1. Het verzoek wordt schriftelijk gedaan, ondertekend en bevat ten minste:
a. de naam en adres van de verzoeker,
b. de dagtekening,
c. een aanduiding van de schadeveroorzakende gebeurtenis,
d. de vermelding dat om immateriële schade wordt verzocht;
e. de gronden van het verzoek.
2. Artikel 6:5, derde lid, is van overeenkomstige toepassing.

Memorie van toelichting

Voor deze bepaling heeft artikel 6:5 model gestaan.
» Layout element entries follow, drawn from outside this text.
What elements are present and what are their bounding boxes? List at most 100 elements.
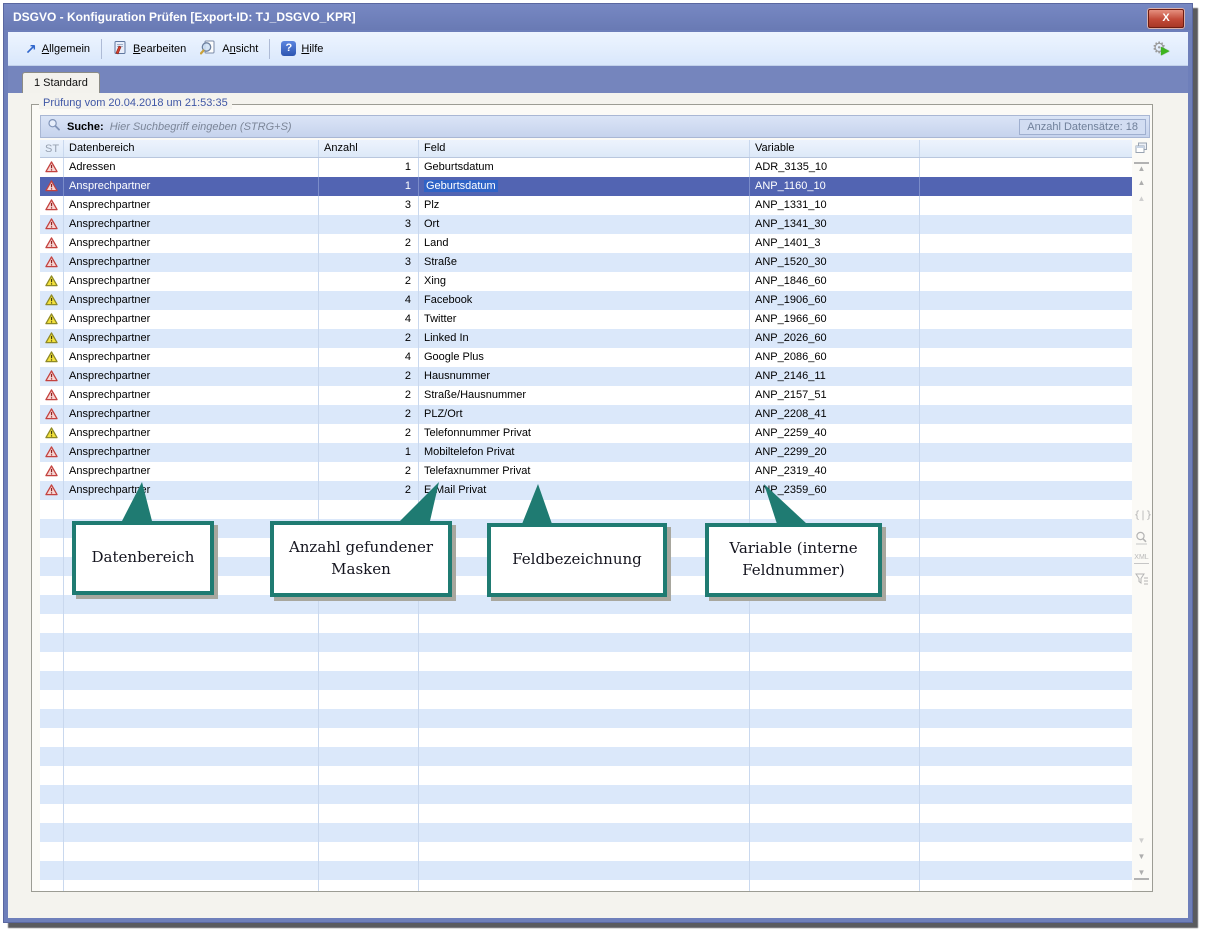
empty-table-row[interactable] [40,861,1132,880]
table-row[interactable]: Ansprechpartner3OrtANP_1341_30 [40,215,1132,234]
scroll-to-top-icon[interactable]: ▲ [1134,162,1149,173]
column-chooser-icon[interactable] [1134,142,1149,157]
empty-table-row[interactable] [40,500,1132,519]
anzahl-cell[interactable]: 2 [319,386,419,405]
table-row[interactable]: Ansprechpartner3StraßeANP_1520_30 [40,253,1132,272]
empty-table-row[interactable] [40,728,1132,747]
anzahl-cell[interactable]: 2 [319,424,419,443]
datenbereich-cell[interactable]: Ansprechpartner [64,481,319,500]
table-row[interactable]: Ansprechpartner2XingANP_1846_60 [40,272,1132,291]
feld-cell[interactable]: Straße/Hausnummer [419,386,750,405]
datenbereich-cell[interactable]: Ansprechpartner [64,329,319,348]
variable-cell[interactable]: ANP_1331_10 [750,196,920,215]
empty-table-row[interactable] [40,842,1132,861]
table-row[interactable]: Ansprechpartner4Google PlusANP_2086_60 [40,348,1132,367]
datenbereich-cell[interactable]: Ansprechpartner [64,405,319,424]
feld-cell[interactable]: Linked In [419,329,750,348]
status-cell[interactable] [40,177,64,196]
column-header-datenbereich[interactable]: Datenbereich [64,140,319,157]
table-row[interactable]: Ansprechpartner2Telefaxnummer PrivatANP_… [40,462,1132,481]
datenbereich-cell[interactable]: Ansprechpartner [64,177,319,196]
datenbereich-cell[interactable]: Ansprechpartner [64,424,319,443]
variable-cell[interactable]: ADR_3135_10 [750,158,920,177]
empty-table-row[interactable] [40,690,1132,709]
anzahl-cell[interactable]: 2 [319,272,419,291]
braces-icon[interactable]: {|} [1134,510,1149,521]
feld-cell[interactable]: Geburtsdatum [419,158,750,177]
xml-icon[interactable]: XML [1134,554,1149,564]
table-row[interactable]: Ansprechpartner2HausnummerANP_2146_11 [40,367,1132,386]
datenbereich-cell[interactable]: Ansprechpartner [64,462,319,481]
status-cell[interactable] [40,310,64,329]
column-header-empty[interactable] [920,140,1132,157]
variable-cell[interactable]: ANP_1401_3 [750,234,920,253]
empty-cell[interactable] [920,367,1132,386]
status-cell[interactable] [40,481,64,500]
status-cell[interactable] [40,348,64,367]
anzahl-cell[interactable]: 3 [319,253,419,272]
empty-table-row[interactable] [40,614,1132,633]
table-row[interactable]: Adressen1GeburtsdatumADR_3135_10 [40,158,1132,177]
variable-cell[interactable]: ANP_1846_60 [750,272,920,291]
empty-cell[interactable] [920,348,1132,367]
datenbereich-cell[interactable]: Ansprechpartner [64,196,319,215]
table-row[interactable]: Ansprechpartner3PlzANP_1331_10 [40,196,1132,215]
scroll-up-icon[interactable]: ▲ [1134,179,1149,187]
datenbereich-cell[interactable]: Ansprechpartner [64,253,319,272]
anzahl-cell[interactable]: 1 [319,443,419,462]
status-cell[interactable] [40,272,64,291]
variable-cell[interactable]: ANP_1520_30 [750,253,920,272]
empty-cell[interactable] [920,272,1132,291]
variable-cell[interactable]: ANP_2208_41 [750,405,920,424]
column-header-variable[interactable]: Variable [750,140,920,157]
empty-table-row[interactable] [40,766,1132,785]
status-cell[interactable] [40,215,64,234]
feld-cell[interactable]: Straße [419,253,750,272]
anzahl-cell[interactable]: 2 [319,462,419,481]
empty-cell[interactable] [920,253,1132,272]
variable-cell[interactable]: ANP_2259_40 [750,424,920,443]
tab-standard[interactable]: 1 Standard [22,72,100,93]
datenbereich-cell[interactable]: Ansprechpartner [64,272,319,291]
empty-table-row[interactable] [40,804,1132,823]
datenbereich-cell[interactable]: Ansprechpartner [64,234,319,253]
datenbereich-cell[interactable]: Adressen [64,158,319,177]
variable-cell[interactable]: ANP_1341_30 [750,215,920,234]
column-header-st[interactable]: ST [40,140,64,157]
variable-cell[interactable]: ANP_2026_60 [750,329,920,348]
table-row[interactable]: Ansprechpartner2Telefonnummer PrivatANP_… [40,424,1132,443]
empty-cell[interactable] [920,291,1132,310]
title-bar[interactable]: DSGVO - Konfiguration Prüfen [Export-ID:… [4,4,1192,30]
table-row[interactable]: Ansprechpartner2Straße/HausnummerANP_215… [40,386,1132,405]
anzahl-cell[interactable]: 2 [319,481,419,500]
scroll-to-bottom-icon[interactable]: ▼ [1134,869,1149,880]
empty-cell[interactable] [920,177,1132,196]
table-row[interactable]: Ansprechpartner4TwitterANP_1966_60 [40,310,1132,329]
feld-cell[interactable]: E-Mail Privat [419,481,750,500]
empty-cell[interactable] [920,329,1132,348]
menu-hilfe[interactable]: ? Hilfe [274,38,330,59]
feld-cell[interactable]: PLZ/Ort [419,405,750,424]
empty-cell[interactable] [920,310,1132,329]
anzahl-cell[interactable]: 1 [319,158,419,177]
anzahl-cell[interactable]: 4 [319,291,419,310]
status-cell[interactable] [40,253,64,272]
empty-cell[interactable] [920,462,1132,481]
feld-cell[interactable]: Hausnummer [419,367,750,386]
close-button[interactable]: X [1148,9,1184,28]
empty-cell[interactable] [920,215,1132,234]
empty-cell[interactable] [920,443,1132,462]
menu-bearbeiten[interactable]: Bearbeiten [106,37,193,61]
feld-cell[interactable]: Twitter [419,310,750,329]
empty-table-row[interactable] [40,747,1132,766]
anzahl-cell[interactable]: 3 [319,196,419,215]
empty-cell[interactable] [920,234,1132,253]
status-cell[interactable] [40,386,64,405]
feld-cell[interactable]: Telefonnummer Privat [419,424,750,443]
feld-cell[interactable]: Facebook [419,291,750,310]
status-cell[interactable] [40,158,64,177]
column-header-anzahl[interactable]: Anzahl [319,140,419,157]
filter-icon[interactable] [1134,573,1149,589]
feld-cell[interactable]: Geburtsdatum [419,177,750,196]
anzahl-cell[interactable]: 4 [319,348,419,367]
Het verzoek bevat ten minste de naam en adres van verzoeker, de dagtekening, een aanduiding van de schadeveroorzakende gebeurtenis alsmede een omschrijving van de geleden of te lijden schade en de gronden van het verzoek. In afwijking van artikel 6:5 wordt niet voorgeschreven dat het bedrag van de schade en de specificatie daarvan moet worden opgegeven. Die is bij immateriële schade immers niet eenvoudig te duiden. Indien het verzoek wordt gedaan door een natuurlijk persoon, is niet nodig dat het bestaan van immateriële schade wordt aangetoond, die wordt immers verondersteld. In onderdeel d is bepaald dat zo nodig moet worden aangegeven waarin de schade is gelegen. Dat is met name bedoeld voor rechtspersonen. Op grond van de besproken EHRM-jurisprudentie wordt bij hen immers de schade niet verondersteld. Ook natuurlijke personen kunnen, indien zij dat wensen, aangeven of naar hun oordeel sprake is van bijzondere factoren die de de rechter moet bepalen bij het bepalen van de hoogte van de schadevergoeding.